RGU project receives international award for building innovation and research

A project led by architectural experts at Robert Gordon University (RGU) to investigate a new insulation technique for historic buildings has won an industry award for innovation.

The university’s Bogendollo House project, which saw a cutting edge solution used for the first time on the early 19th century category C Listed Building near Fettercairn, has received a merit award in the CIOB (Chartered Institute of Building) International Innovation and Research Awards 2014.

The award is in the Innovation Achiever’s category which recognises outstanding industry-based innovation that has improved upon – or extended beyond – current expectations of best practice.

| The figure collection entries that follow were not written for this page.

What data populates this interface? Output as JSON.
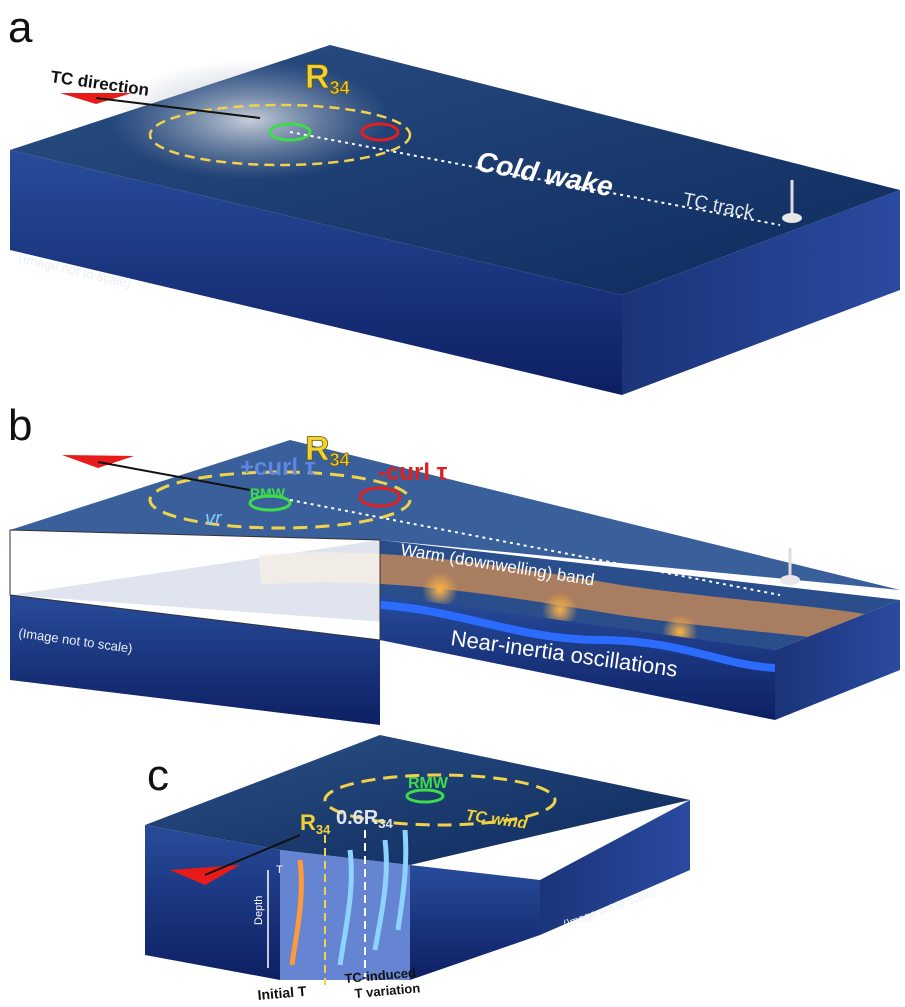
{
  "panels": [
    {
      "letter": "a",
      "labels": {
        "direction": "TC direction",
        "radius": {
          "main": "R",
          "sub": "34"
        },
        "wake": "Cold wake",
        "track": "TC track",
        "scale": "(Image not to scale)"
      }
    },
    {
      "letter": "b",
      "labels": {
        "pos_curl": "+curl τ",
        "radius": {
          "main": "R",
          "sub": "34"
        },
        "neg_curl": "-curl τ",
        "rmw": "RMW",
        "vr": "vr",
        "warm_band": "Warm (downwelling) band",
        "nio": "Near-inertia oscillations",
        "scale": "(Image not to scale)"
      }
    },
    {
      "letter": "c",
      "labels": {
        "radius": {
          "main": "R",
          "sub": "34"
        },
        "inner_radius": {
          "main": "0.6R",
          "sub": "34"
        },
        "rmw": "RMW",
        "wind": "TC wind",
        "depth": "Depth",
        "t": "T",
        "initial": "Initial T",
        "variation_1": "TC-induced",
        "variation_2": "T variation",
        "scale": "(Image not to scale)"
      }
    }
  ]
}
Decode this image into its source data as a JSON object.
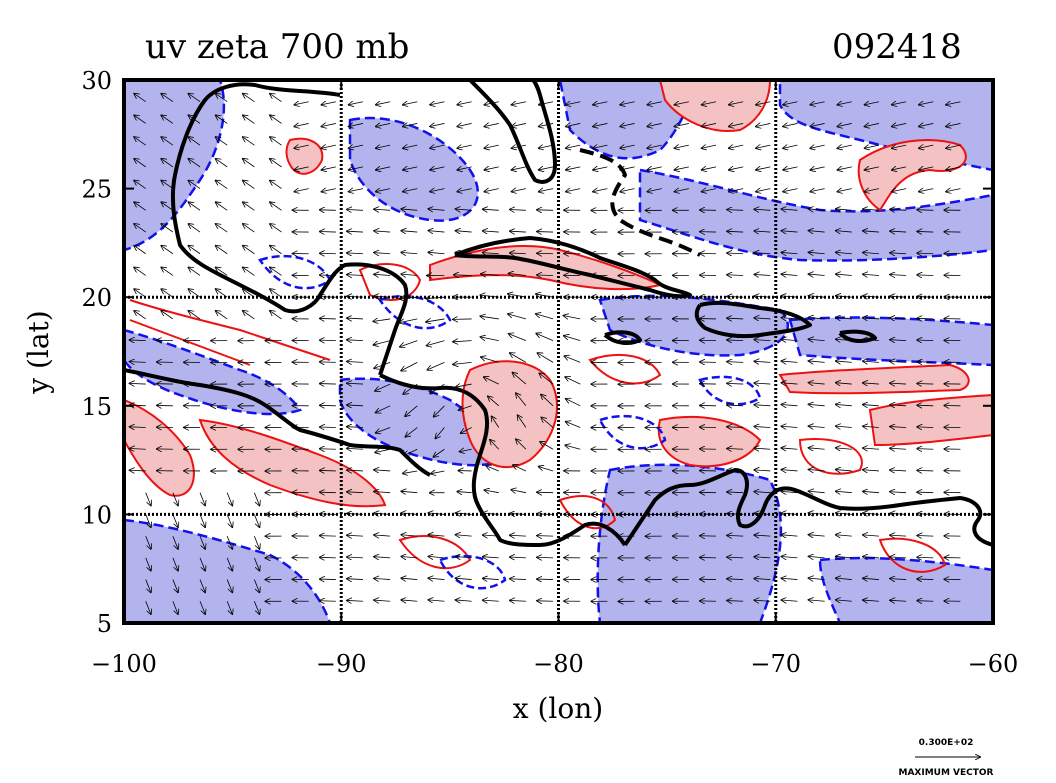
{
  "map": {
    "title": "uv zeta 700 mb",
    "timestamp": "092418",
    "xlabel": "x (lon)",
    "ylabel": "y (lat)",
    "xlim": [
      -100,
      -60
    ],
    "ylim": [
      5,
      30
    ],
    "x_ticks": [
      "−100",
      "−90",
      "−80",
      "−70",
      "−60"
    ],
    "x_tick_values": [
      -100,
      -90,
      -80,
      -70,
      -60
    ],
    "y_ticks": [
      "30",
      "25",
      "20",
      "15",
      "10",
      "5"
    ],
    "y_tick_values": [
      30,
      25,
      20,
      15,
      10,
      5
    ],
    "grid_lon": [
      -90,
      -80,
      -70
    ],
    "grid_lat": [
      10,
      20
    ],
    "colors": {
      "positive_fill": "#f4c2c2",
      "positive_contour": "#ee1111",
      "negative_fill": "#b3b3ee",
      "negative_contour": "#1111ee",
      "coastline": "#000000",
      "vectors": "#000000"
    },
    "legend": {
      "scale_value": "0.300E+02",
      "label": "MAXIMUM VECTOR"
    }
  }
}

The project saw the RGU team, led by Dr Amar Bennadji, use water-blown foam developed by Canadian company Icynene specifically for injecting into delicate structures, to insulate an internally-lined solid masonry wall without causing damage to the historic features of the wall.

Following the initial trial, which also received a commendation in last year’s Saltire Society Housing Design Awards, further research and monitoring was carried out to refine the method which has now been successfully used throughout the entire building.

Dr Bennadji, a founding member of RGU’s research institute for Innovation, Design and Sustainability (IDEAS), said:

“We’re delighted that this project has been recognised by the CIOB for its innovation and are excited about the potential it has to help the drive towards better insulating existing building stock across the country, including private small scale houses, castles and churches.

“The foam used in the process expands slowly, putting little pressure on fragile inner walls and, as it is 100% water-blown, it contains no harmful agent. Additionally, through its open cell structure, the foam allows the wall to breathe which assists in controlling moisture movement.”

“The next step for us is to work towards taking Bogendollo to a Passivhaus standard. Passivhaus is the highest level of energy efficiency a building can achieve and it is extremely difficult to reach in existing and historic structures so it will be a big challenge.”

IDEAS research co-ordinator for the Scott Sutherland School of Architecture and Built Environment, Professor Richard Laing, said:

“It is great that an RGU project has been recognised in this way by the CIOB, particularly in an international category such as this, as it highlights the ground breaking work that our researchers are involved in.

“Amar’s work has shown the value of RGU working with companies to develop new and innovative ways in which we can improve our buildings.”

The team of 16 experts, which included academics, industry representatives and a historian, came up with the solution thanks to a deep understanding of traditionally built structures, which has mostly been abandoned today.

Under new European regulations, the 400,000 historic listed buildings in the UK are required to be insulated in order to make appropriate energy and carbon savings.

Dr Bennadji said:

“After insulating the entire building, the heat transfer through the walls was reduced by 50%, which if applied on a larger scale across the UK could have a huge impact on reducing carbon emissions from existing and historic buildings.

“Existing buildings will still represent 80% of the building stock by 2050, the date by which the UK is aiming to cut its carbon emissions by 80% from 1990 level.”

Dr Bennadji is now looking for partners with other research expertise to improve the airtightness of the building’s sash windows, a complex addition to the building industry from the Victorian era.

He has received further funding to assess the current building performance and energy demand released by the biomass boiler that the house was equipped with.

He added:

“A big thank you to the building’s owners, David and Lisa Gibbons-Wood, who offered their house for these trials despite the risks involved.”

The initial trial was funded by the European Regional Development Fund and the Scottish Government’s SEEKIT Programme under the Construction Improvement Club (CIC) scheme.

The completion of the project was funded through the UK government initiative Green Deal, Icynene, Kishorn Insulations and Mr and Mrs Gibbons-Wood.

The two phases were completed as part of a collaboration between RGU, Heriot-Watt University in Edinburgh, local architect consultants and industry partners Icynene, Kishorn Insulations and GMS Renewable Products.